Chaos Experiments under the lens of AIOps

Imagine this: you’re a Site Reliability Engineer (SRE) at a major tech giant and you are responsible for the overall system health, which is running in prod. Numerous alerts, server crashes, Jira tickets, incidents and an avalanche of responsibilities, which sometimes simply feel like a ticking time bomb. These are just some of the daily struggles an average SRE needs to go through. But why should it be like that? Well, it shouldn’t - thanks to a term coined by Gartner in 2016. AIOps, meet audience. Audience, meet AIOps.

Let’s extend this scenario. On top of all of the above mentioned issues, our poor SRE needs to watch out for potential security breaches and make sure nothing ever gets in through the cracks.

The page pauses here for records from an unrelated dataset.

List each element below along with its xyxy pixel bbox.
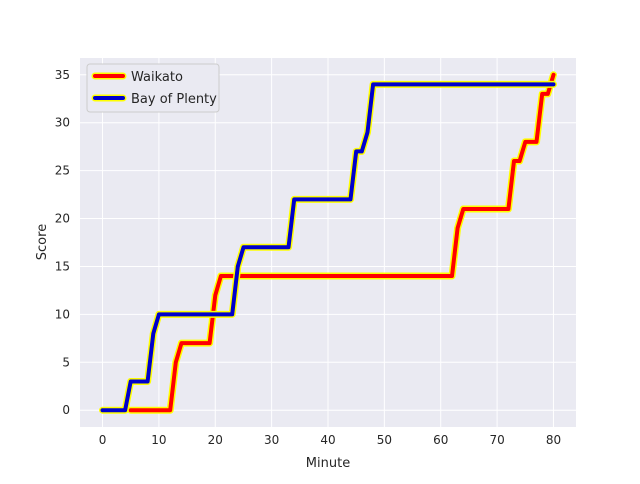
x-axis-label: Minute [306,456,350,471]
series-line-waikato [128,72,556,413]
x-axis-ticks: 0 10 20 30 40 50 60 70 80 [99,433,561,447]
legend-label-bay-of-plenty: Bay of Plenty [131,92,217,107]
x-tick-label: 20 [208,433,223,447]
legend: Waikato Bay of Plenty [86,63,220,113]
y-axis-label: Score [35,224,50,260]
y-tick-label: 0 [62,403,70,417]
x-tick-label: 10 [151,433,166,447]
x-tick-label: 50 [377,433,392,447]
series-layer [99,71,557,414]
grid-lines [80,58,576,427]
x-tick-label: 70 [489,433,504,447]
y-tick-label: 5 [62,355,70,369]
x-tick-label: 30 [264,433,279,447]
x-tick-label: 0 [99,433,107,447]
y-tick-label: 20 [55,212,70,226]
y-tick-label: 15 [55,259,70,273]
x-tick-label: 80 [546,433,561,447]
y-tick-label: 30 [55,116,70,130]
y-tick-label: 25 [55,164,70,178]
series-line-bay-of-plenty [100,82,556,413]
x-tick-label: 40 [320,433,335,447]
y-tick-label: 10 [55,307,70,321]
y-tick-label: 35 [55,68,70,82]
y-axis-ticks: 0 5 10 15 20 25 30 35 [55,68,70,417]
x-tick-label: 60 [433,433,448,447]
legend-label-waikato: Waikato [131,70,183,85]
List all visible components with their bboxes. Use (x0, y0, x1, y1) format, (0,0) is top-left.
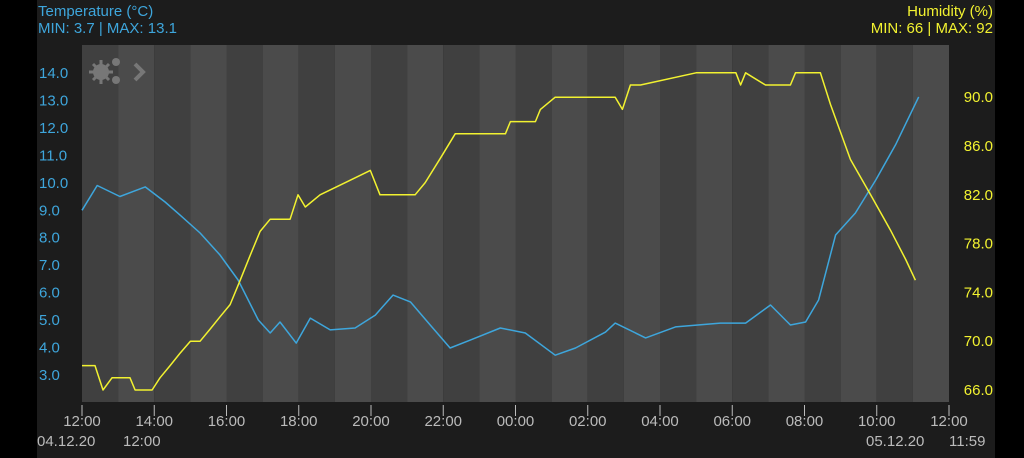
hour-stripe (732, 45, 769, 402)
x-tick-label: 04:00 (641, 413, 679, 430)
hour-stripe (551, 45, 588, 402)
x-tick-label: 18:00 (280, 413, 318, 430)
hour-stripe (298, 45, 335, 402)
hour-stripe (82, 45, 119, 402)
left-tick-label: 7.0 (39, 257, 60, 274)
hour-stripe (190, 45, 227, 402)
x-tick-label: 10:00 (858, 413, 896, 430)
left-tick-label: 6.0 (39, 285, 60, 302)
x-tick-label: 06:00 (713, 413, 751, 430)
x-tick-label: 12:00 (930, 413, 968, 430)
x-tick-label: 20:00 (352, 413, 390, 430)
start-date: 04.12.20 (37, 433, 96, 450)
right-tick-label: 78.0 (964, 236, 993, 253)
x-tick-label: 02:00 (569, 413, 607, 430)
temperature-line (81, 96, 920, 356)
x-tick-label: 16:00 (208, 413, 246, 430)
hour-stripe (623, 45, 660, 402)
temperature-title: Temperature (°C) (38, 3, 154, 20)
hour-stripe (154, 45, 191, 402)
left-tick-label: 8.0 (39, 230, 60, 247)
temperature-minmax: MIN: 3.7 | MAX: 13.1 (38, 20, 177, 37)
hour-stripe (696, 45, 733, 402)
humidity-header: Humidity (%) MIN: 66 | MAX: 92 (871, 3, 993, 37)
humidity-title: Humidity (%) (907, 3, 993, 20)
left-tick-label: 14.0 (39, 65, 68, 82)
start-time: 12:00 (123, 433, 161, 450)
hour-stripe (226, 45, 263, 402)
hour-stripe (118, 45, 155, 402)
end-date: 05.12.20 (866, 433, 925, 450)
left-tick-label: 5.0 (39, 312, 60, 329)
left-tick-label: 12.0 (39, 120, 68, 137)
temperature-header: Temperature (°C) MIN: 3.7 | MAX: 13.1 (38, 3, 177, 37)
hour-stripe (407, 45, 444, 402)
hour-stripe (768, 45, 805, 402)
hour-stripe (334, 45, 371, 402)
hour-stripe (262, 45, 299, 402)
humidity-line (82, 72, 917, 391)
x-tick-label: 22:00 (424, 413, 462, 430)
gears-icon[interactable] (89, 58, 120, 84)
hour-stripe (443, 45, 480, 402)
left-tick-label: 11.0 (39, 147, 67, 164)
x-tick-label: 00:00 (497, 413, 535, 430)
left-tick-label: 4.0 (39, 340, 60, 357)
right-tick-label: 74.0 (964, 284, 993, 301)
hour-stripe (876, 45, 913, 402)
left-tick-label: 9.0 (39, 202, 60, 219)
x-tick-label: 14:00 (135, 413, 173, 430)
hour-stripe (371, 45, 408, 402)
left-tick-label: 13.0 (39, 92, 68, 109)
left-tick-label: 10.0 (39, 175, 68, 192)
right-tick-label: 90.0 (964, 89, 993, 106)
humidity-minmax: MIN: 66 | MAX: 92 (870, 20, 993, 37)
x-tick-label: 08:00 (786, 413, 824, 430)
right-tick-label: 82.0 (964, 187, 993, 204)
right-tick-label: 66.0 (964, 382, 993, 399)
right-tick-label: 86.0 (964, 138, 993, 155)
hour-stripe (479, 45, 516, 402)
left-tick-label: 3.0 (39, 367, 60, 384)
end-time: 11:59 (949, 433, 986, 450)
hour-stripe (804, 45, 841, 402)
hour-stripe (912, 45, 949, 402)
hour-stripe (587, 45, 624, 402)
hour-stripe (660, 45, 697, 402)
right-tick-label: 70.0 (964, 333, 993, 350)
x-tick-label: 12:00 (63, 413, 101, 430)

However, by conducting proactive experimenting, continuos verification and improvement, he makes sure that the system is able to withstand these turbulent and malicious times that we’re living in. Do these notions ring any bells? They sure do! Chaos Engineering, meet audience. Audience, meet Chaos Engineering.

What’s our angle, you’re wondering? AIOps and CE are two concepts, which are often kept separate. In this talk, we will discuss (and show you!) how both practices combined can significantly increase cyber resiliency, while at the same time maintain full E2E transparency and observability of your entire system.

For this session, we have prepared and analyzed several use cases, followed main principles, summarized best practices and prepared a live demo through a combination of CE and AIOps tools.

Above all, we are SRE Engineers. As such, during this session, we will stay close to the SRE principles and best practices that we used to achieve our goals, e.g. reduce organizational silos, measure everything, learn from failures, analyze changes holistically, etc… As we proceed with our talk, the audience will be able to identify how these are related to AIOps, as well as CE, and finally, how it all ties together.